Alfredo Lara López, al frente de la colección que el sello Valdemar dedica al western, que se abrió en 2011 con los relatos de Dorothy M. Johnson (según el editor, “el mejor escritor/a de wéstern de la historia”), opina que es un género “con tantas obras maestras como el resto”.
Lo que ocurre, dice, es que en España quedaron eclipsadas por la mala fama del bolsilibro. “Yo llegué a los clásicos del wéstern a través de la novela de aventuras, y me pregunté por qué nadie negaba la calidad que tenía el género en el cine, pensando en las películas de John Ford, o en el cómic, pensando en El teniente Blueberry [que dibujaba Jean Giraud, Moebius], y sí en lo literario. Entonces me propuse rescatar esos clásicos, en su mayoría por completo inéditos en español”, recuerda. Desde entonces ha publicado 22 títulos, muchos de los cuales fueron escritos por mujeres como Leigh Brackett. “Su Sigue el viento libre es uno de mis favoritos”, dice el editor.
Realismo sucio
Hoy en día, no son solo hombres como Díaz o Bilbao quienes recuperan el mito del Salvaje Oeste para desdibujarlo, refundarlo o astillarlo hasta que no quede de él más que lo que verdaderamente debió ser. También lo hacen mujeres como Claire Vaye Watkins (Bishop, California, 35 años), en durísimos y fascinantes relatos como Las excavaciones o Nevada (Malas Tierras), este con algo que podría considerarse un realismo sucio del Oeste.
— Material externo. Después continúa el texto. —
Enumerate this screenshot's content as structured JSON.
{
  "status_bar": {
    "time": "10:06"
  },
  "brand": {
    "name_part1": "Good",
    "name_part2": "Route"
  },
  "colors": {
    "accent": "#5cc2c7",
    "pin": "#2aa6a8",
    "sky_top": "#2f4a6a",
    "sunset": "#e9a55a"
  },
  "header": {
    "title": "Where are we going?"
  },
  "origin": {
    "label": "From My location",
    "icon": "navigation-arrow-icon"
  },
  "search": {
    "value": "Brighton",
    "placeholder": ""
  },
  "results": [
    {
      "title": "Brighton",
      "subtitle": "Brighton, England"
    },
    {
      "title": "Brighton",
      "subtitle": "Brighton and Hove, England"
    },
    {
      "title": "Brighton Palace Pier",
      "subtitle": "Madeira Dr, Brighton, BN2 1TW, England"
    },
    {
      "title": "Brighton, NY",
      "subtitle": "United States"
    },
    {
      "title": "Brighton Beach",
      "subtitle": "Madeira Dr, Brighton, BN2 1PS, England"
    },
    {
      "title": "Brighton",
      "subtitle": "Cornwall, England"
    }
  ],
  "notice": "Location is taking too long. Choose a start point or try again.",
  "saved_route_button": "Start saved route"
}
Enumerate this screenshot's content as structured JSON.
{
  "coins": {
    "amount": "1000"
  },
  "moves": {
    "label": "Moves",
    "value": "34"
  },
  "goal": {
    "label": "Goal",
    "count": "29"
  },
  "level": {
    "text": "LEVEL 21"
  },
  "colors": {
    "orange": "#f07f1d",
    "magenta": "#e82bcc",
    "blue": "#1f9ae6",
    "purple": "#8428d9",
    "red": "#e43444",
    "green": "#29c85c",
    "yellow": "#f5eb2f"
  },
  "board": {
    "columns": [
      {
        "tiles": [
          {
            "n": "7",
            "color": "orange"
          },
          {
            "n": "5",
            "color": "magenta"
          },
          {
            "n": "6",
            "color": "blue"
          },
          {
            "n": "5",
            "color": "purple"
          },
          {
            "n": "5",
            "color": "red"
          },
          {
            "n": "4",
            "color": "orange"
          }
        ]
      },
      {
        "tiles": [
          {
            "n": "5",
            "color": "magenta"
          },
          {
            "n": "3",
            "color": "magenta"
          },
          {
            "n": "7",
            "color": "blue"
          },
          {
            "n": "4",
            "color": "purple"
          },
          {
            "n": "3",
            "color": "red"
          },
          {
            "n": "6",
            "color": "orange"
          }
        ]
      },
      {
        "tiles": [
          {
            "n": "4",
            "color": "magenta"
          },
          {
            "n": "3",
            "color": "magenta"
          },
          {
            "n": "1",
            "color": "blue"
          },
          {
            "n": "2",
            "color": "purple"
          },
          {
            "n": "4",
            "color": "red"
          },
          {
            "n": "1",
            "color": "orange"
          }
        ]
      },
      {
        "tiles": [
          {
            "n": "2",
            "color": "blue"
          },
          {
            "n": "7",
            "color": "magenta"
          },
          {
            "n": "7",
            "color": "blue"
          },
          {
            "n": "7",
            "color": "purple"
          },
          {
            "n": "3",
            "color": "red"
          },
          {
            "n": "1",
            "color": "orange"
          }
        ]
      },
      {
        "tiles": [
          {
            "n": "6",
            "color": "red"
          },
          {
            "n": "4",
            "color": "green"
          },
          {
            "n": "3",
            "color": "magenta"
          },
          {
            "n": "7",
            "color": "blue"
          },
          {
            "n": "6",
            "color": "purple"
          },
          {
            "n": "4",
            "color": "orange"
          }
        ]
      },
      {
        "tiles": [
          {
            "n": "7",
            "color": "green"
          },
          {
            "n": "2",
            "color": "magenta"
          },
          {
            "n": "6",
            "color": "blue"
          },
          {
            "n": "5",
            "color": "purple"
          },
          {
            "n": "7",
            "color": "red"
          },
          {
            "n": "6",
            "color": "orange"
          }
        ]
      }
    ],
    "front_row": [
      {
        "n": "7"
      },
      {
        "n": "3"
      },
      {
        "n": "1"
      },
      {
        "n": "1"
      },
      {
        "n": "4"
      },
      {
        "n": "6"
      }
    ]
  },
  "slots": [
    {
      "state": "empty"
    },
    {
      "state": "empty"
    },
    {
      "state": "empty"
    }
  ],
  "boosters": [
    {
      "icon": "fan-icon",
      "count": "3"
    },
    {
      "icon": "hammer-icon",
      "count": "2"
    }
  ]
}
O Mariana Travacio (Rosario, 52 años), que explora el wéstern kafkiano en Como si existiese el perdón (Las Afueras). En paralelo, el wéstern también ha vuelto a cabalgar en las grandes pantallas, con películas como Los hermanos Sisters, de Jacques Audiard, o La balada de Buster Scruggs, de los Coen.
No hay unanimidad respecto a la obra literaria que puso en marcha el género, y hay quien asegura que tal honor no le corresponde al mencionado The Virginian, sino a una novela escrita 30 años antes por una mujer, Emma Ghent Curtis: The Administratrix. “Estamos hablando de un género que no es mera evasión, sino una forma de conocerse a uno mismo”, dice Bilbao. De ahondar, sobre todo, en lo que consiste, o consistía, ser un hombre “sin fisuras”. “El vaquero es un destilado de masculinidad. Es un personaje resolutivo, que dispone de muchos recursos en un ámbito muy limitado porque está solo, porque no tiene a nadie que le cuestione. Si parece invencible es porque continuamente evita situaciones que podrían mermar la imagen que proyecta. Cualquier vaquero que tuviera que enfrentarse al cuidado de sus hijos, o al día a día de una pareja en la que primase la empatía, se desmoronaría”, argumenta Bilbao, que explora ese tema en Basilisco, una novela espejo en la que un hombre del siglo XXI, en plena crisis personal, se mira en el cowboy clásico sobre el que está escribiendo. A Díaz, sin embargo, le interesa más el asunto del forastero. Y el desierto, el cómo puede ser alguien considerado extranjero en un lugar en el que las raíces no existen.
EL TIEMPO SIN MEMORIA
El tiempo en un wéstern es siempre, como hoy, un presente continuo sin pasado ni futuro. “La expectativa de vida se situaba entre los 26 y los 28 años. No había ancianos, con lo que no había memoria, y el futuro no existía”, dice Hernán Díaz. De ahí que en su novela él juegue a no conjugar los verbos. Su protagonista, Håkan, un ser casi mitológico sobre el que se cierne una leyenda de la que él mismo no es consciente, vive “perdido en el tiempo y el espacio”. Y va, en otro intento de derribar el mito, camino de Nueva York y no de California. En ese trayecto no utiliza a mujeres sino que las mujeres le utilizan, es un objeto de deseo. Y su única relación afectiva es con un hombre. “Håkan va en contra de la historia en todos los sentidos, y vive tan en la penumbra, en ese mundo primitivo en el que todo era bruma, en que todo lo que pasa le llega como un eco, porque todo pasa lejos”, cuenta Díaz, que cree que puede haber una necesidad inconsciente del escritor de esa vuelta a la era de la ficción incontrolablemente primitiva en un mundo por completo bajo control como el actual.